De puertas adentro, León se encuentra con una Iglesia europea con elites más progresistas que sus fieles y con un clero nuevo intelectualmente moldeado por Juan Pablo y Benedicto: un rebaño más pequeño pero quizá más comprometido. También se encuentra con una Iglesia africana y asiática que gana no solo peso demográfico sino moral: bien lo supo Francisco tras la declaración Fiducia supplicans. En sus Estados Unidos es donde León deberá afilar el perfil mediador: el enfoque eclesial interno no se puede separar de su proyección geopolítica. Allí hay que sanar las relaciones con Roma de una jerarquía mayoritariamente pro-Trump que convive con una minoría muy encendida de obispos progresistas. Es una cuestión de dinero: la falta de confianza en Francisco desalentó a grandes donantes y, en un momento de agonía financiera, el Vaticano necesita unos fondos que tampoco vendrán sin ahondar en su estatalización. Sin embargo, es ante todo una cuestión, como decíamos, geopolítica. A raíz de sus palabras ya pronunciadas sobre asuntos como Gaza, la paz “desarmada y desarmante”, migraciones o tráfico de armas, puede intuirse ya una música del pontificado. León va a combinar unas posiciones doctrinales más templadas y previsibles que las de Francisco con unos posicionamientos en la esfera internacional que ahondarán en su línea. No es algo que deba entusiasmar a Trump, si bien nadie mejor que un papa americano para suavizar los roces, y más cuando —con Vance a la cabeza—, el propio Trump está rodeado de católicos.
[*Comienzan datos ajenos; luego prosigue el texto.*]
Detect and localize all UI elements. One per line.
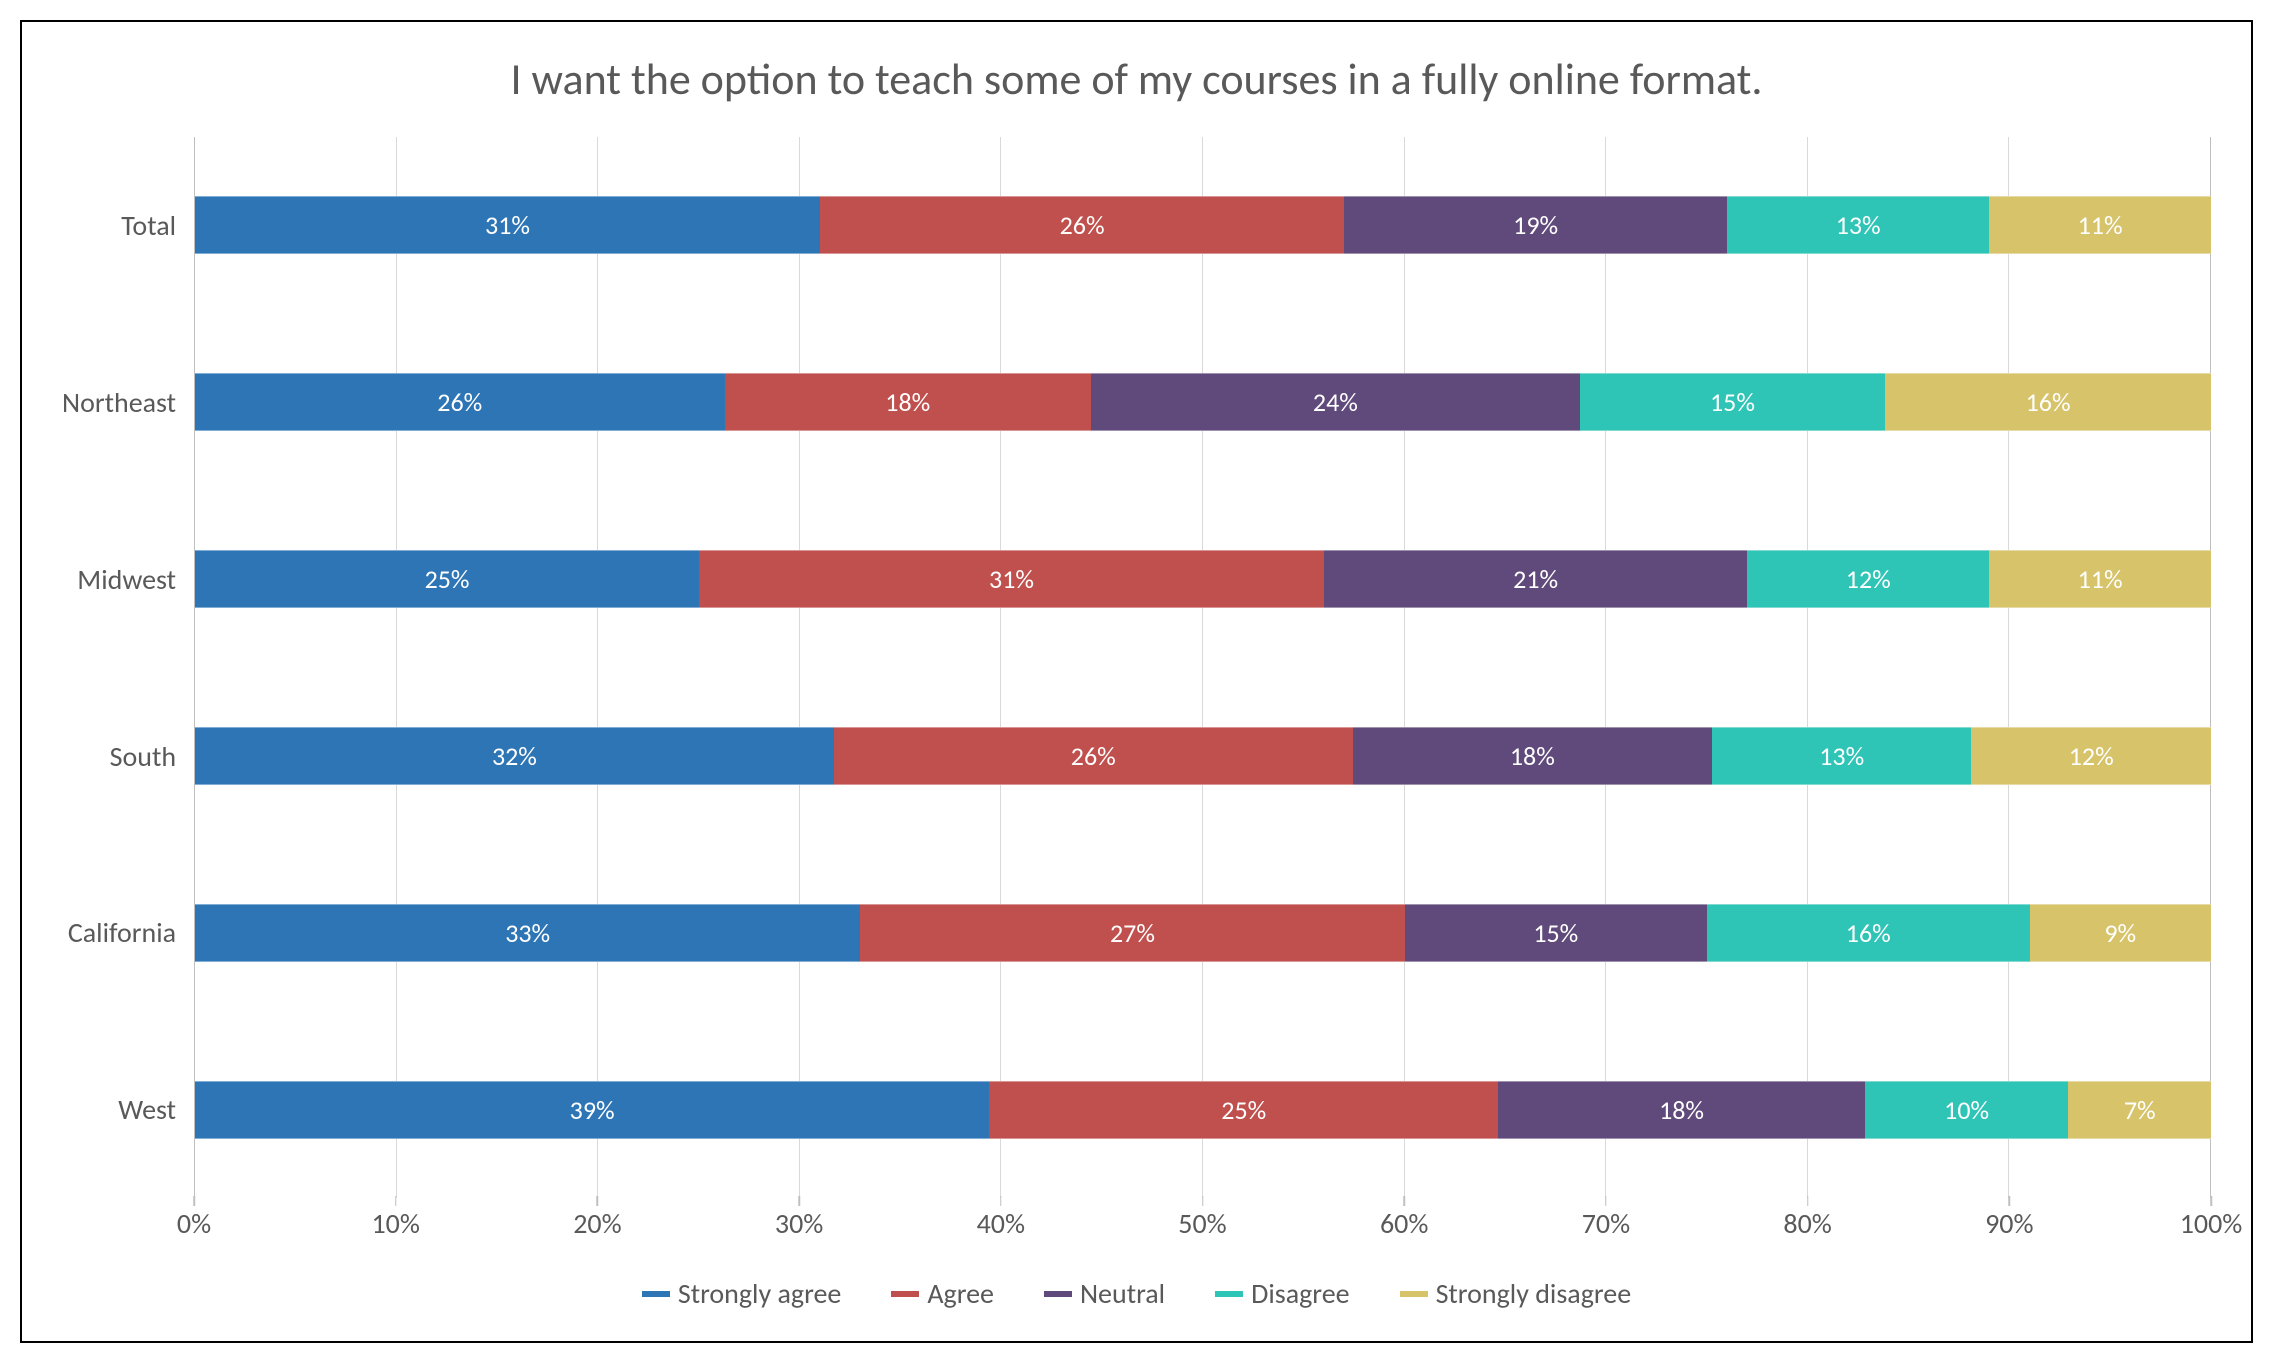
- chart-title: I want the option to teach some of my co…: [62, 52, 2211, 107]
- x-axis-ticks: 0%10%20%30%40%50%60%70%80%90%100%: [194, 1206, 2211, 1248]
- bar-segment: 18%: [1353, 727, 1712, 785]
- bar-segment: 39%: [195, 1081, 989, 1139]
- bar-segment: 15%: [1405, 904, 1707, 962]
- bars-container: 31%26%19%13%11%26%18%24%15%16%25%31%21%1…: [195, 137, 2211, 1198]
- y-axis-label: Total: [62, 196, 176, 254]
- y-axis-label: California: [62, 904, 176, 962]
- x-axis-tick-mark: [798, 1196, 800, 1206]
- y-axis-label: Midwest: [62, 550, 176, 608]
- legend: Strongly agree Agree Neutral Disagree Strong…: [62, 1276, 2211, 1311]
- y-axis-label: South: [62, 727, 176, 785]
- bar-segment: 10%: [1865, 1081, 2069, 1139]
- x-axis-spacer: [62, 1206, 194, 1248]
- plot-wrap: Total Northeast Midwest South California West…: [62, 137, 2211, 1311]
- legend-swatch: [642, 1291, 670, 1297]
- legend-item: Strongly agree: [642, 1276, 842, 1311]
- bar-segment: 33%: [195, 904, 860, 962]
- legend-item: Strongly disagree: [1400, 1276, 1632, 1311]
- bar-segment: 13%: [1727, 196, 1989, 254]
- bar-segment: 15%: [1580, 373, 1885, 431]
- legend-item: Neutral: [1044, 1276, 1165, 1311]
- chart-frame: I want the option to teach some of my co…: [20, 20, 2253, 1343]
- x-axis-tick-mark: [2009, 1196, 2011, 1206]
- bar-segment: 26%: [195, 373, 724, 431]
- bar-row: 26%18%24%15%16%: [195, 373, 2211, 431]
- legend-label: Strongly disagree: [1436, 1276, 1632, 1311]
- bar-segment: 12%: [1971, 727, 2211, 785]
- bar-segment: 7%: [2068, 1081, 2211, 1139]
- bars-grid: 31%26%19%13%11%26%18%24%15%16%25%31%21%1…: [194, 137, 2211, 1198]
- bar-segment: 12%: [1747, 550, 1989, 608]
- x-axis-tick-label: 30%: [775, 1206, 823, 1241]
- x-axis-tick-label: 60%: [1380, 1206, 1428, 1241]
- legend-item: Disagree: [1215, 1276, 1349, 1311]
- legend-swatch: [1215, 1291, 1243, 1297]
- y-axis-labels: Total Northeast Midwest South California West: [62, 137, 194, 1198]
- x-axis-tick-mark: [1605, 1196, 1607, 1206]
- x-axis-tick-mark: [597, 1196, 599, 1206]
- legend-label: Agree: [927, 1276, 994, 1311]
- x-axis-tick-mark: [193, 1196, 195, 1206]
- bar-segment: 21%: [1324, 550, 1747, 608]
- x-axis-tick-mark: [1000, 1196, 1002, 1206]
- bar-segment: 18%: [725, 373, 1092, 431]
- bar-row: 33%27%15%16%9%: [195, 904, 2211, 962]
- x-axis-tick-label: 10%: [371, 1206, 419, 1241]
- x-axis-tick-label: 80%: [1783, 1206, 1831, 1241]
- x-axis-tick-mark: [2210, 1196, 2212, 1206]
- x-axis-tick-mark: [1807, 1196, 1809, 1206]
- x-axis-tick-label: 20%: [573, 1206, 621, 1241]
- legend-swatch: [1400, 1291, 1428, 1297]
- bar-segment: 13%: [1712, 727, 1971, 785]
- bar-segment: 25%: [989, 1081, 1498, 1139]
- plot-area: Total Northeast Midwest South California West…: [62, 137, 2211, 1198]
- x-axis-tick-label: 100%: [2180, 1206, 2243, 1241]
- bar-segment: 19%: [1344, 196, 1727, 254]
- bar-row: 25%31%21%12%11%: [195, 550, 2211, 608]
- legend-label: Strongly agree: [678, 1276, 842, 1311]
- x-axis-tick-label: 50%: [1178, 1206, 1226, 1241]
- y-axis-label: Northeast: [62, 373, 176, 431]
- bar-segment: 26%: [820, 196, 1344, 254]
- bar-segment: 11%: [1989, 550, 2211, 608]
- bar-segment: 18%: [1498, 1081, 1865, 1139]
- bar-segment: 24%: [1091, 373, 1580, 431]
- x-axis-tick-label: 40%: [977, 1206, 1025, 1241]
- x-axis: 0%10%20%30%40%50%60%70%80%90%100%: [62, 1206, 2211, 1248]
- bar-segment: 25%: [195, 550, 699, 608]
- bar-row: 32%26%18%13%12%: [195, 727, 2211, 785]
- bar-segment: 31%: [195, 196, 820, 254]
- bar-segment: 27%: [860, 904, 1404, 962]
- legend-label: Neutral: [1080, 1276, 1165, 1311]
- legend-swatch: [1044, 1291, 1072, 1297]
- bar-row: 31%26%19%13%11%: [195, 196, 2211, 254]
- x-axis-tick-mark: [1403, 1196, 1405, 1206]
- legend-label: Disagree: [1251, 1276, 1349, 1311]
- bar-row: 39%25%18%10%7%: [195, 1081, 2211, 1139]
- bar-segment: 9%: [2030, 904, 2211, 962]
- legend-item: Agree: [891, 1276, 994, 1311]
- x-axis-tick-mark: [395, 1196, 397, 1206]
- x-axis-tick-label: 90%: [1985, 1206, 2033, 1241]
- x-axis-tick-label: 70%: [1582, 1206, 1630, 1241]
- bar-segment: 16%: [1885, 373, 2211, 431]
- y-axis-label: West: [62, 1081, 176, 1139]
- bar-segment: 31%: [699, 550, 1324, 608]
- bar-segment: 11%: [1989, 196, 2211, 254]
- legend-swatch: [891, 1291, 919, 1297]
- bar-segment: 32%: [195, 727, 834, 785]
- x-axis-tick-label: 0%: [177, 1206, 211, 1241]
- x-axis-tick-mark: [1202, 1196, 1204, 1206]
- bar-segment: 16%: [1707, 904, 2030, 962]
- bar-segment: 26%: [834, 727, 1353, 785]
Por volver al inicio, los católicos verán que las cosas en su parroquia no cambian tanto. Pero en el escenario internacional, León puede tener un ascendiente moral: en un mundo donde la globalización se cierra, su mismo lema (“ser uno en el Uno”) apela a la unidad. Y en un mundo donde las instituciones de cooperación van a menos y muchos quieren ser “grandes otra vez”, su mensaje puede honrar esa catolicidad que significaba “universalidad” en su etimología.